57章12節 わたしが述べてみよう、お前の言い分/お前の造ったものどもを。お前にとって、それらは何の役にも立たない。

57章13節 助けを求めて叫んでも/お前の偶像の一群はお前を救いはしない。風がそれらすべてを巻き上げ/ひと息でそれらを吹き去るであろう。わたしに身を寄せる者がこの地を嗣業とし/わたしの聖なる山を継ぐであろう。

◆へりくだる者の祝福

57章14節 主は言われる。盛り上げよ、土を盛り上げて道を備えよ。わたしの民の道からつまずきとなる物を除け。
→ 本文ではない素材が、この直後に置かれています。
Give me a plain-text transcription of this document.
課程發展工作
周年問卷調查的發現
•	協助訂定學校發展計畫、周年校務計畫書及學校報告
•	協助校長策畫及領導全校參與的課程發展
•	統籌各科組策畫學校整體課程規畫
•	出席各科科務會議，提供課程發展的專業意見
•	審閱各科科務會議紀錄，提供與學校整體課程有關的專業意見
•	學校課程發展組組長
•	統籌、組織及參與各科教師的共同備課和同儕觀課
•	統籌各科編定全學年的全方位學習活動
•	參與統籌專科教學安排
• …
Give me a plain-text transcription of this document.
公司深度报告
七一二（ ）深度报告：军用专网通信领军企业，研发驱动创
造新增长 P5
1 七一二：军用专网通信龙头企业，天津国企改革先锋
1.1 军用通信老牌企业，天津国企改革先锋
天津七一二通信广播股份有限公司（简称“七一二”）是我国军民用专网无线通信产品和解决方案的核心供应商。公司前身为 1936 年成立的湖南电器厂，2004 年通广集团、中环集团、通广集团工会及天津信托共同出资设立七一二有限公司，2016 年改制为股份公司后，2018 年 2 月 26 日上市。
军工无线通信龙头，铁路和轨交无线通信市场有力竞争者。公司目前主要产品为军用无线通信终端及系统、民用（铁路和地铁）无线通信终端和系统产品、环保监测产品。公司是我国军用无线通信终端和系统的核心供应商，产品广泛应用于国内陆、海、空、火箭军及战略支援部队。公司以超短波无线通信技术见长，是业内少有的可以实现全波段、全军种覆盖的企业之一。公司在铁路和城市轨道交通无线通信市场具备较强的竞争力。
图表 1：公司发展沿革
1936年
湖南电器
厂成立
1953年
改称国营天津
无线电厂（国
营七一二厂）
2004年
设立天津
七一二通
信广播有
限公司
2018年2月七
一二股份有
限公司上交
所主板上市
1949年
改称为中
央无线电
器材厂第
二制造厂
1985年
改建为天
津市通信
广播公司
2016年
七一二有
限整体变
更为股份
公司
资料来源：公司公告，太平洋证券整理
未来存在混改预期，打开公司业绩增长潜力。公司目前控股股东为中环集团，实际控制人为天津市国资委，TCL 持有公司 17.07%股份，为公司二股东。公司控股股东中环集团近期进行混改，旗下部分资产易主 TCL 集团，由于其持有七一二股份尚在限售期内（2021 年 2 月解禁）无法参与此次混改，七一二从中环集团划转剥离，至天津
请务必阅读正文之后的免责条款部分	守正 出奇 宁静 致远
57章15節 高く、あがめられて、永遠にいまし/その名を聖と唱えられる方がこう言われる。わたしは、高く、聖なる所に住み/打ち砕かれて、へりくだる霊の人と共にあり/へりくだる霊の人に命を得させ/打ち砕かれた心の人に命を得させる。

57章16節 わたしは、とこしえに責めるものではない。永遠に怒りを燃やすものでもない。霊がわたしの前で弱り果てることがないように/わたしの造った命ある者が。

57章17節 貪欲な彼の罪をわたしは怒り/彼を打ち、怒って姿を隠した。彼は背き続け、心のままに歩んだ。

57章18節 わたしは彼の道を見た。わたしは彼をいやし、休ませ/慰めをもって彼を回復させよう。民のうちの嘆く人々のために

57章19節 わたしは唇の実りを創造し、与えよう。平和、平和、遠くにいる者にも近くにいる者にも。わたしは彼をいやす、と主は言われる。

57章20節 神に逆らう者は巻き上がる海のようで/静めることはできない。その水は泥や土を巻き上げる。

57章21節 神に逆らう者に平和はないと/わたしの神は言われる。